En 2008, il faut s’en souvenir, cet impôt rapportait dans les caisses de l’État plus de 52 milliards d’euros, soit près de 17 % des gains fiscaux annuels. Ce n’est pas rien, surtout dans un contexte budgétaire marqué par des pics de déficit à répétition !

La proposition de loi n’a nullement pour objet d’alourdir les taux existants, de remettre en cause l’attractivité de la France dans le concert des nations européennes, ni même de taxer davantage l’ensemble de nos entreprises. Non ! Évitons la caricature : le texte vise bel et bien à corriger les distorsions de ce régime d’imposition, qui permettent aux plus grandes entreprises de payer a minima. Je pense notamment aux entreprises du CAC 40, dont les bénéfices faramineux ne cessent de croître.

Comment expliquer sans gêne que, par un tour de passe-passe et de judicieux montages d’optimisation fiscale, certaines multinationales françaises sont assujetties à un taux d’imposition deux fois moins élevé que celui des PME ? Comment expliquer que, dans notre pays, plus une entreprise est importante, moins elle est assujettie à l’impôt ?

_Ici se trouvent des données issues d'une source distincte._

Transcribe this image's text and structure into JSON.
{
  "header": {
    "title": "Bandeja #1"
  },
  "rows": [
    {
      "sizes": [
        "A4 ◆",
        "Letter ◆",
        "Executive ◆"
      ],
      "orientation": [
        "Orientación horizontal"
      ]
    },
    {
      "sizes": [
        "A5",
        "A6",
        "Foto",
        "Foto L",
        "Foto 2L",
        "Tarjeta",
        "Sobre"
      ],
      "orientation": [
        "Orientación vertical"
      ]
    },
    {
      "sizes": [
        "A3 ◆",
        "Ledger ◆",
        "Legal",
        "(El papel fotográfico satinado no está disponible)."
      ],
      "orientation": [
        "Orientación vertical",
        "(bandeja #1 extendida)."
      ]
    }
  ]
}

Selon un rapport rédigé en 2009 par le Conseil des prélèvements obligatoires, les entreprises du CAC 40, qui représentaient en 2006 plus de 30 % des profits, rapportaient à peine 13 % de l’impôt sur les sociétés. En revanche, les PME dont la taille n’excédait pas 250 personnes s’acquittaient de 21 % du même impôt, pour seulement 17 % des profits générés par les entreprises françaises.

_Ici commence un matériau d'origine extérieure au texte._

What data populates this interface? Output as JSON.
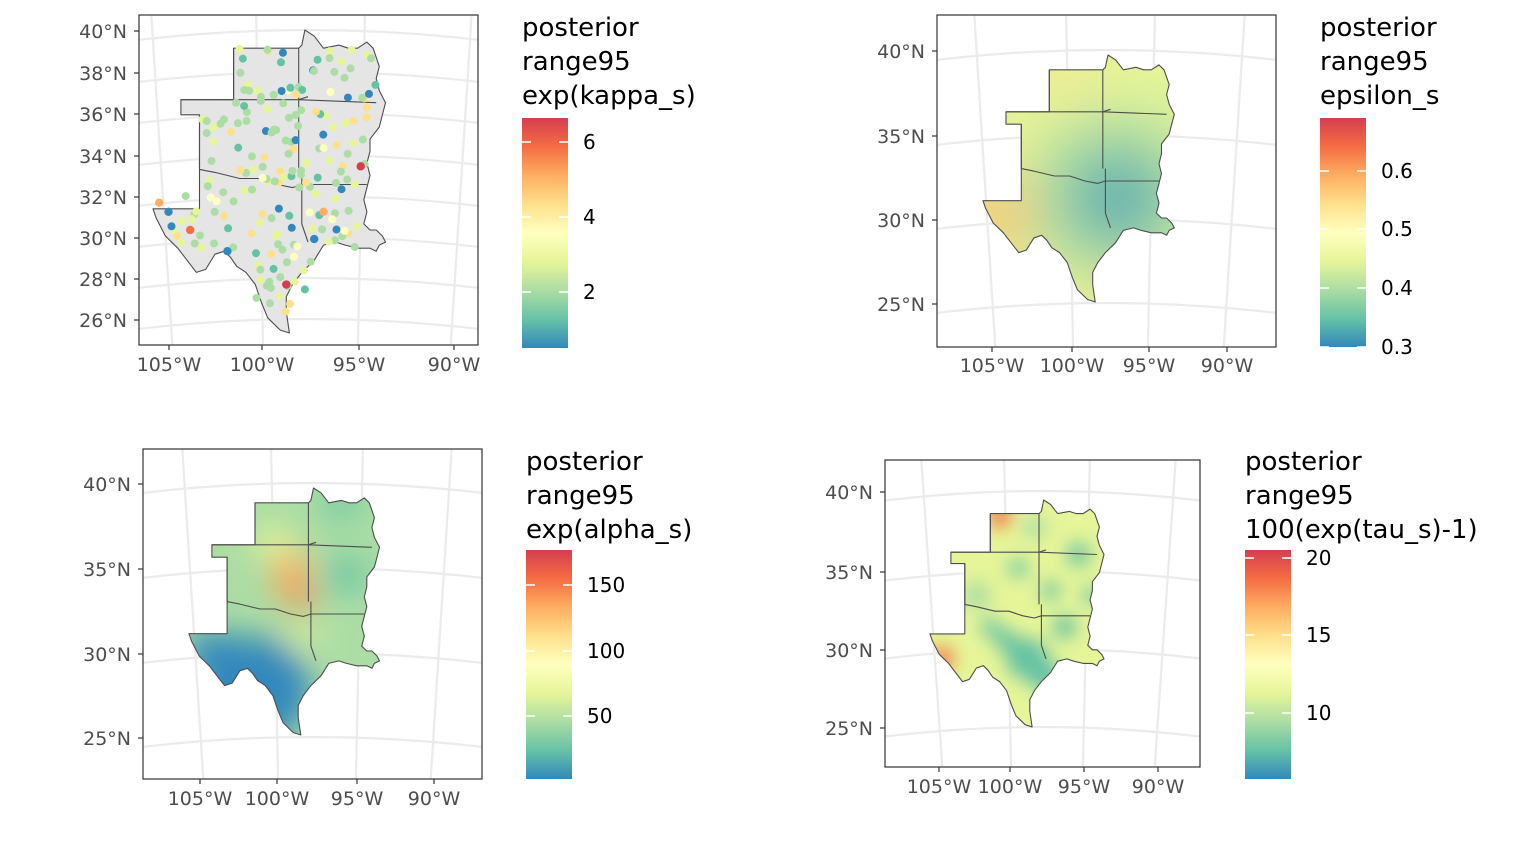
{
  "panels": [
    {
      "id": "kappa",
      "legend_title": [
        "posterior",
        "range95",
        "exp(kappa_s)"
      ],
      "legend_ticks": [
        "6",
        "4",
        "2"
      ],
      "lat_labels": [
        "40°N",
        "38°N",
        "36°N",
        "34°N",
        "32°N",
        "30°N",
        "28°N",
        "26°N"
      ],
      "lon_labels": [
        "105°W",
        "100°W",
        "95°W",
        "90°W"
      ],
      "display": "station points"
    },
    {
      "id": "epsilon",
      "legend_title": [
        "posterior",
        "range95",
        "epsilon_s"
      ],
      "legend_ticks": [
        "0.6",
        "0.5",
        "0.4",
        "0.3"
      ],
      "lat_labels": [
        "40°N",
        "35°N",
        "30°N",
        "25°N"
      ],
      "lon_labels": [
        "105°W",
        "100°W",
        "95°W",
        "90°W"
      ],
      "display": "smooth surface"
    },
    {
      "id": "alpha",
      "legend_title": [
        "posterior",
        "range95",
        "exp(alpha_s)"
      ],
      "legend_ticks": [
        "150",
        "100",
        "50"
      ],
      "lat_labels": [
        "40°N",
        "35°N",
        "30°N",
        "25°N"
      ],
      "lon_labels": [
        "105°W",
        "100°W",
        "95°W",
        "90°W"
      ],
      "display": "smooth surface"
    },
    {
      "id": "tau",
      "legend_title": [
        "posterior",
        "range95",
        "100(exp(tau_s)-1)"
      ],
      "legend_ticks": [
        "20",
        "15",
        "10"
      ],
      "lat_labels": [
        "40°N",
        "35°N",
        "30°N",
        "25°N"
      ],
      "lon_labels": [
        "105°W",
        "100°W",
        "95°W",
        "90°W"
      ],
      "display": "smooth surface"
    }
  ],
  "colors": {
    "palette_spectral": [
      "#3288bd",
      "#66c2a5",
      "#abdda4",
      "#e6f598",
      "#ffffbf",
      "#fee08b",
      "#fdae61",
      "#f46d43",
      "#d53e4f"
    ],
    "state_fill": "#e5e5e5",
    "grid": "#ebebeb"
  }
}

Vous l’aurez compris, mes chers collègues, cette situation est contraire à l’esprit même de la Déclaration des droits de l’homme et du citoyen, à laquelle notre collègue François Rebsamen faisait référence, et dont l’article XIII dispose que la contribution commune « doit être également répartie entre tous les citoyens, en raison de leurs facultés ». Cela, me semble-t-il, vaut bien aussi pour les entreprises !

Avec des taux faibles pour les plus forts et des taux forts pour les plus faibles, c’est toute une mécanique inéquitable et implacable à laquelle il convient de mettre un terme. Pour cela, nos collègues socialistes proposent, dans leur texte, trois remèdes à appliquer aux trois principaux maux de l’impôt sur les sociétés.

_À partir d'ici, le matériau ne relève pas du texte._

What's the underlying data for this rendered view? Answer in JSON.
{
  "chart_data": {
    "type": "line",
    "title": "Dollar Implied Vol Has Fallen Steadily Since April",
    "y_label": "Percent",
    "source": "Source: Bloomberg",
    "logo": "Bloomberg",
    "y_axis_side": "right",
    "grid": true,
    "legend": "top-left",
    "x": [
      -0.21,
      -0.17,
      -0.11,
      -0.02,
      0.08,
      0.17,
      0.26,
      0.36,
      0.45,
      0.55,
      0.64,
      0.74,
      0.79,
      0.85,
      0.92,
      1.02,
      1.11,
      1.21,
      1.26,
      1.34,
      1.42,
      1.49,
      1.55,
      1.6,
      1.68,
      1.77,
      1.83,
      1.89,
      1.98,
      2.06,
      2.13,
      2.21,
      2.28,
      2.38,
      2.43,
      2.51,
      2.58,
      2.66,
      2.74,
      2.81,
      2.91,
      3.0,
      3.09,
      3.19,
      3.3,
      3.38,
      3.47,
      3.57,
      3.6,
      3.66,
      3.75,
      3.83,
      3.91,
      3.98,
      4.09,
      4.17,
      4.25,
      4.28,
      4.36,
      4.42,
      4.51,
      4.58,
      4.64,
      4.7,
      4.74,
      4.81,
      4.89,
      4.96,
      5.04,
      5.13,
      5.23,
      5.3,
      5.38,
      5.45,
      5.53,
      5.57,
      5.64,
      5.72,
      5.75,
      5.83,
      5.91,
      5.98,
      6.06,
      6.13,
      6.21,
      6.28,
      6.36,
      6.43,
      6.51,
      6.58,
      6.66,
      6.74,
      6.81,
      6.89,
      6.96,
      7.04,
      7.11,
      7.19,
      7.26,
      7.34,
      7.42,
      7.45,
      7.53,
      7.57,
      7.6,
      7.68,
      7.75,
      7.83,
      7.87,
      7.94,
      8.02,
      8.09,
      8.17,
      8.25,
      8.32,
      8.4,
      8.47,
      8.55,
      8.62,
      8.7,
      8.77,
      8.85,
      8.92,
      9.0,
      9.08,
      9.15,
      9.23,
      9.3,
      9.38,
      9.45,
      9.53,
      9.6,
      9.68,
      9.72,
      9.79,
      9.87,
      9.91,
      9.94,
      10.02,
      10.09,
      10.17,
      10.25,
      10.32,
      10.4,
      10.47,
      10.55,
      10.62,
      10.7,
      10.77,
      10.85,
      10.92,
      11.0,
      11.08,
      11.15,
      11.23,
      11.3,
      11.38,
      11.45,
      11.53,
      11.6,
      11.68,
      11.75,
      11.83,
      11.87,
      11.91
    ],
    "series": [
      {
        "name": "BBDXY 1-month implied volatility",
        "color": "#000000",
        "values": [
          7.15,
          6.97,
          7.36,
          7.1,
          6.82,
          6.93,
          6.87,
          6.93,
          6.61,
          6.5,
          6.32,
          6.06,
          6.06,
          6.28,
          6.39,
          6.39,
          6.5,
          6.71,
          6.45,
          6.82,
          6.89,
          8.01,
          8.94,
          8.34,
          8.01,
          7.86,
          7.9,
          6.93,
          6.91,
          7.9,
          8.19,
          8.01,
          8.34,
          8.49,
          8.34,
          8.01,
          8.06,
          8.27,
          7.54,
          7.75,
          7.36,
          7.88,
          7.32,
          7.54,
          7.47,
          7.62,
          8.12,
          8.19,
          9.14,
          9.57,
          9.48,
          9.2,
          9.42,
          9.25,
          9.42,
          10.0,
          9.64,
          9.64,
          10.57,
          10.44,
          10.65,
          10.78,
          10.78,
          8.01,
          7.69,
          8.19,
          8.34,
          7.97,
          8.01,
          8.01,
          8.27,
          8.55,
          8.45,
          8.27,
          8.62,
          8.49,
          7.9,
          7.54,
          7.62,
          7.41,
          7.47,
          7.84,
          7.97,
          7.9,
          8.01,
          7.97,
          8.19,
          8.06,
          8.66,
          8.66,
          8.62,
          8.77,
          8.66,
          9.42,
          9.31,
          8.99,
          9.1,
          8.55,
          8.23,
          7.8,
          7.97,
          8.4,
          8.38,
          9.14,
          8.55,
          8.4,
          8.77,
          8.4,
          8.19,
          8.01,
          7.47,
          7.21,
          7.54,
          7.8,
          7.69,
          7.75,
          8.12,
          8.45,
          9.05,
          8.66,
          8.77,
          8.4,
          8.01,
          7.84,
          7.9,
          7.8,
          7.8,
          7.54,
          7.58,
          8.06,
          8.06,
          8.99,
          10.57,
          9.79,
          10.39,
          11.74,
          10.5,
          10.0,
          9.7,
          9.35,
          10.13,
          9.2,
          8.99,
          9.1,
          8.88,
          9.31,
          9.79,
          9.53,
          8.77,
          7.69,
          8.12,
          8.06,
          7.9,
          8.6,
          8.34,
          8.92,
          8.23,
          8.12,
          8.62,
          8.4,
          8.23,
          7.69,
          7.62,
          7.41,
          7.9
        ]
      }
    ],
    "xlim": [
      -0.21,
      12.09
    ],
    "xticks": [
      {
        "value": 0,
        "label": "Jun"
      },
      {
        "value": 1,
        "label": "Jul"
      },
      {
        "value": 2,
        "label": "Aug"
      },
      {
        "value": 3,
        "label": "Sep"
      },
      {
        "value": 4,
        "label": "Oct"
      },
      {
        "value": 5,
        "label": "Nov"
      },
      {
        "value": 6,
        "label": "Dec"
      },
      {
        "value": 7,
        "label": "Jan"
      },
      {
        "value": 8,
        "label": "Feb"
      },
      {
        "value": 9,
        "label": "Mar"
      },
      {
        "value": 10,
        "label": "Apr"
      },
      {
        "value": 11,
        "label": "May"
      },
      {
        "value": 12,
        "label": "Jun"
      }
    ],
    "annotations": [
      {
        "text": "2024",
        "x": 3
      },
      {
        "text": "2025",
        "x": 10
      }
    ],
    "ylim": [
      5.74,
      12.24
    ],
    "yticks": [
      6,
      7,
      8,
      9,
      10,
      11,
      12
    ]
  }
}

En premier lieu, la proposition de loi tend à supprimer le mécanisme dit du bénéfice mondial consolidé.

Ce mécanisme permet aux sociétés mères de certaines multinationales françaises de retenir l’ensemble des résultats de leurs exploitations directes ou indirectes, qu’elles soient situées en France ou à l’étranger, pour l’assiette des impôts établie sur la réalisation et la distribution de leurs bénéfices. Ce système dérogatoire, soumis à agrément ministériel, permet ainsi aux grands groupes d’imputer sur leurs bénéfices français les résultats souvent déficitaires des filiales nouvellement implantées à l’étranger.

Je parlais précédemment d’optimisation fiscale : nous y sommes ! Pour éviter les doubles impositions, l’impôt sur les sociétés payé en France par la maison mère sur son résultat consolidé est diminué de l’impôt sur les sociétés versé à l’étranger par chacun de ses établissements stables ou chacune de ses filiales. Au bout du compte, les gains fiscaux optimisés représentent un jackpot de plusieurs centaines de milliers d’euros par entreprise concernée.

En 2010, selon les services du ministère du budget, cinq sociétés ont bénéficié de ce régime, qui a coûté la bagatelle de 302 millions d’euros à l’État ! Cerise sur le gâteau, grâce à ce dispositif formidable, le groupe Total, cité à plusieurs reprises, n’a payé aucun impôt sur les sociétés en 2010, alors même qu’il a réalisé un bénéfice de 10, 5 milliards d’euros, le plus important du CAC40, et qu’il a distribué la bagatelle de 5, 2 milliards d’euros de dividendes à ses actionnaires.